An Industry Under Scrutiny: From "AI Psychosis" to Regulatory Battles

The Adams case is the most severe example of a growing pattern of alleged harm linked to conversational AI, a phenomenon some experts call “AI psychosis.” This term describes users experiencing a break from reality—through paranoid delusions, messianic missions, or intense emotional attachments to chatbots—allegedly fueled by prolonged AI interactions. Multiple other wrongful death suits are pending against OpenAI and other AI firms, primarily involving user suicides.

Experts note that AI chatbots, designed to be helpful and engaging, often fail to recognize or appropriately respond to clear mental health crises.
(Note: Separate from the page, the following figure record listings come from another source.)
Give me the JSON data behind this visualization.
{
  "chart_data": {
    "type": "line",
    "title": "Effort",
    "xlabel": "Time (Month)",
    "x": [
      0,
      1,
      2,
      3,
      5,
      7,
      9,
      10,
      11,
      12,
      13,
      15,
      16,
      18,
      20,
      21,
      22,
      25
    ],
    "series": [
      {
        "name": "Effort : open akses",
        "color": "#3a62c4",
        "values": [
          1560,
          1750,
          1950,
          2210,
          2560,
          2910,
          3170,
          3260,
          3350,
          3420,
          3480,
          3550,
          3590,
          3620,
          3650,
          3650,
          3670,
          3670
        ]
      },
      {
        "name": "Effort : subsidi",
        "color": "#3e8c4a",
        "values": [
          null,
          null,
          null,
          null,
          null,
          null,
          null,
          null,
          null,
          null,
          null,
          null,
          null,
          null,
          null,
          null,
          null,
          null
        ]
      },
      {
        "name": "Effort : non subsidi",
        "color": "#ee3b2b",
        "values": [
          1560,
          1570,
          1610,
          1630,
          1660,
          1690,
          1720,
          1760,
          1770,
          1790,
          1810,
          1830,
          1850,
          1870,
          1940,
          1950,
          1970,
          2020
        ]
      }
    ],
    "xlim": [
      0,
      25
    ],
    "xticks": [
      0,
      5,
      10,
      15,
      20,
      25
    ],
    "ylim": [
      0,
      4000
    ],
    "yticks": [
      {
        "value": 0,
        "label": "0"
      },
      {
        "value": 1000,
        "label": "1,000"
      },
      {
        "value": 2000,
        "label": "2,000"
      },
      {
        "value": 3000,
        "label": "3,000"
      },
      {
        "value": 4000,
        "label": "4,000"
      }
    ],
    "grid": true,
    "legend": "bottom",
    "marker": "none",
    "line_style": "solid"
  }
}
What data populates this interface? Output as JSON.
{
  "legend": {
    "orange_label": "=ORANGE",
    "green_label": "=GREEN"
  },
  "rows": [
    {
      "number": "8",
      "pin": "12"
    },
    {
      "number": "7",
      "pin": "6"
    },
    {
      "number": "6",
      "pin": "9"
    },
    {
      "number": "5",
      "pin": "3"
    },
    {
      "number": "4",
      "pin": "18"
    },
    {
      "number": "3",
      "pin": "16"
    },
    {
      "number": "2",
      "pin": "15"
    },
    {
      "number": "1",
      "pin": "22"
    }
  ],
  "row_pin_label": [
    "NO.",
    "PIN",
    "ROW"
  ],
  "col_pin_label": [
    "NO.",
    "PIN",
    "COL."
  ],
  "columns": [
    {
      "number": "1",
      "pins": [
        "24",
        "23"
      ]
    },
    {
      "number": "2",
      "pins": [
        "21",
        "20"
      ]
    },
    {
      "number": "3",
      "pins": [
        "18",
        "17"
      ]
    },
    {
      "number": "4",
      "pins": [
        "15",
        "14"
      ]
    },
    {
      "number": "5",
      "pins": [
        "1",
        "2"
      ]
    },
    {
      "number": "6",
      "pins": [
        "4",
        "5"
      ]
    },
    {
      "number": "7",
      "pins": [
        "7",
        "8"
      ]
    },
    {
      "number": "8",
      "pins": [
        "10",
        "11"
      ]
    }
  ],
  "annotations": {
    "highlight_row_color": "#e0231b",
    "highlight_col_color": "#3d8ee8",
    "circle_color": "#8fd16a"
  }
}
Stanford researcher Nick Haber gave an example where a chatbot, after a user mentioned losing a job, proceeded to answer a factual question about bridges without addressing the clear distress signal.

In response to the lawsuit, OpenAI stated it is “an incredibly heartbreaking situation” and emphasized ongoing work to improve ChatGPT’s ability to “recognize and respond to signs of mental or emotional distress, de-escalate conversations, and guide people toward real-world support”. Microsoft, which the suit alleges reviewed and approved the GPT-4o release, has not publicly commented.

The legal and regulatory landscape is simultaneously heating up and becoming more complex. On one front, a new federal executive order signed in December 2025 seeks to establish a uniform, “minimally burdensome” national AI standard. It creates a task force to challenge state AI laws in court, directly targeting regulations like the Colorado AI Act. The goal is to preempt a growing patchwork of state rules, though legal experts expect fierce battles over states’ rights.

On another front, states are pushing back. Just days before this executive order, 42 state attorneys general sent a letter to major AI companies expressing “serious concerns” about “sycophantic and delusional outputs” linked to deaths and violence, signaling that consumer protection actions are likely regardless of federal policy.

As this landmark case proceeds, it will force a painful but necessary examination of a new technological frontier: where does a company’s responsibility for its creation begin when that creation can converse, persuade, and potentially prey on the vulnerable human mind? The outcome will shape not just the future of AI, but the legal and ethical boundaries it must operate within.